Logan Raschke, Managing Editor

Listening to Paul Simon and Art Garfunkel feels like absorbing beautiful poetry without having to read it. The duo’s “The Dangling Conversation” is no exception.

The 1966 song, released in Simon and Garfunkel’s Parsley, Sage, Rosemary and Thyme album, is just as harmonious and pleasing as any of their songs.

Nothing in life is perfect, but the voice combination of Simon and Garfunkel is pretty close.

Where Simon’s voice is sturdy and grounded, taking the lower range of notes with ease, Garfunkel’s soft, floaty tenor soars. Neither voice is more overbearing than the other, and they’re both codependent. It’s the definition of a symbiotic relationship.

The lyrics are profound and eloquent in nature, which isn’t uncommon for Simon and Garfunkel songs. There are multiple ways to analyze the story behind the words: “The Dangling Conversation” could tell the tale of a couple growing apart, calloused by years of empty intimacy. 

Another interpretation could be that a couple is growing old together, accepting that conversations aren’t as lively as they used to be because, well, what can you say to someone you’ve spent a lifetime with that you haven’t said already?

The singers paint a picture with the lyrics: “As the sun shines through the curtained lace and shadows watch the room … You read your Emily Dickinson and I my Robert Frost and we note our place with bookmarkers to measure what we’ve lost.” Just in those phrases, listeners can imagine a calm couple in their living room, perhaps, maybe sipping tea, living separately while in each other’s company. It’s profound, but not pompous. Beautiful, but not proud.

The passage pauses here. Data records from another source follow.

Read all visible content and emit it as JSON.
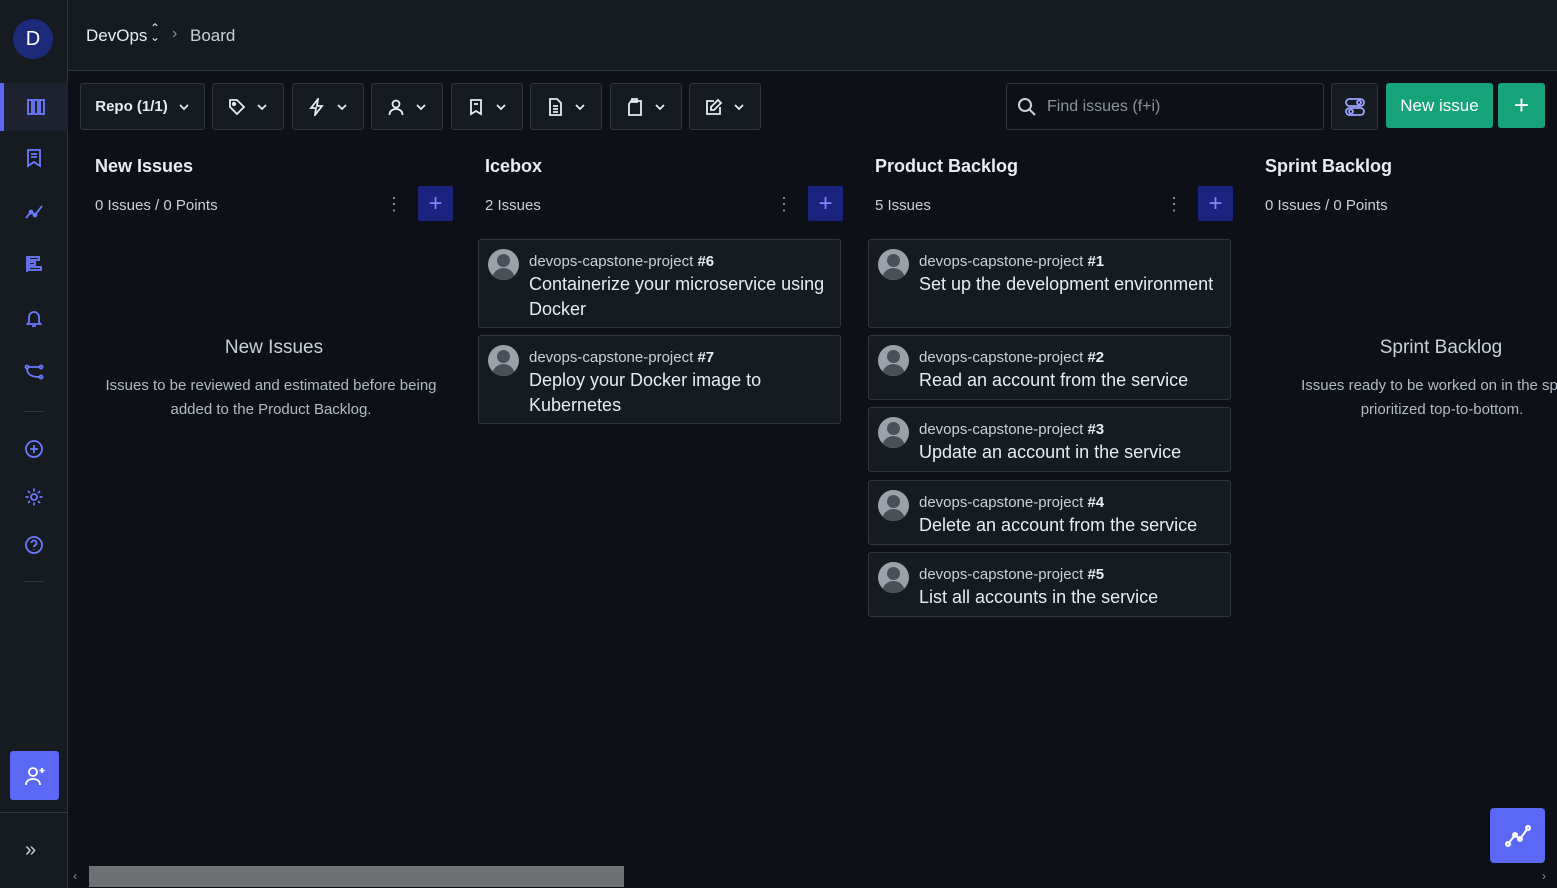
{
  "sidebar": {
    "workspace_initial": "D",
    "items": [
      {
        "name": "board",
        "icon": "board-icon"
      },
      {
        "name": "epics",
        "icon": "bookmark-icon"
      },
      {
        "name": "insights",
        "icon": "line-chart-icon"
      },
      {
        "name": "roadmap",
        "icon": "roadmap-icon"
      },
      {
        "name": "notifications",
        "icon": "bell-icon"
      },
      {
        "name": "workflows",
        "icon": "workflow-icon"
      },
      {
        "name": "add",
        "icon": "plus-circle-icon"
      },
      {
        "name": "settings",
        "icon": "gear-icon"
      },
      {
        "name": "help",
        "icon": "help-icon"
      }
    ],
    "expand_glyph": "»"
  },
  "breadcrumb": {
    "workspace": "DevOps",
    "updown": "⌃⌄",
    "separator": "›",
    "page": "Board"
  },
  "toolbar": {
    "repo_label": "Repo (1/1)",
    "search_placeholder": "Find issues (f+i)",
    "new_issue_label": "New issue",
    "new_plus": "+"
  },
  "columns": [
    {
      "title": "New Issues",
      "subtitle": "0 Issues / 0 Points",
      "menu": "⋮",
      "add": "+",
      "empty_title": "New Issues",
      "empty_desc": "Issues to be reviewed and estimated before being added to the Product Backlog."
    },
    {
      "title": "Icebox",
      "subtitle": "2 Issues",
      "menu": "⋮",
      "add": "+",
      "cards": [
        {
          "repo": "devops-capstone-project",
          "num": "#6",
          "title": "Containerize your microservice using Docker"
        },
        {
          "repo": "devops-capstone-project",
          "num": "#7",
          "title": "Deploy your Docker image to Kubernetes"
        }
      ]
    },
    {
      "title": "Product Backlog",
      "subtitle": "5 Issues",
      "menu": "⋮",
      "add": "+",
      "cards": [
        {
          "repo": "devops-capstone-project",
          "num": "#1",
          "title": "Set up the development environment"
        },
        {
          "repo": "devops-capstone-project",
          "num": "#2",
          "title": "Read an account from the service"
        },
        {
          "repo": "devops-capstone-project",
          "num": "#3",
          "title": "Update an account in the service"
        },
        {
          "repo": "devops-capstone-project",
          "num": "#4",
          "title": "Delete an account from the service"
        },
        {
          "repo": "devops-capstone-project",
          "num": "#5",
          "title": "List all accounts in the service"
        }
      ]
    },
    {
      "title": "Sprint Backlog",
      "subtitle": "0 Issues / 0 Points",
      "empty_title": "Sprint Backlog",
      "empty_desc": "Issues ready to be worked on in the sprint, prioritized top-to-bottom."
    }
  ],
  "scrollbar": {
    "left": "‹",
    "right": "›"
  },
  "colors": {
    "accent": "#5b68f6",
    "success": "#17a37a",
    "background": "#0d1117",
    "panel": "#161b22"
  }
}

Maybe one of the coolest things about the song is the parallelism between the words and the rhythm itself. In one verse, Simon and Garfunkel sing “Like a poem poorly written, we are verses out of rhythm, couplets out of rhyme in syncopated time” in beautiful harmony. As Simon sings “in syncopated time,” Garfunkel responds with “sync-o-pate-ed-time” in, you guessed it, actual syncopated time. Little details like that make the listening experience worthwhile and timeless.

The song may be several decades old, but people who have never tried folk rock need to listen to Simon and Garfunkel, and if they’re listening to Simon and Garfunkel, they cannot pass up “The Dangling Conversation.” It’s just too good.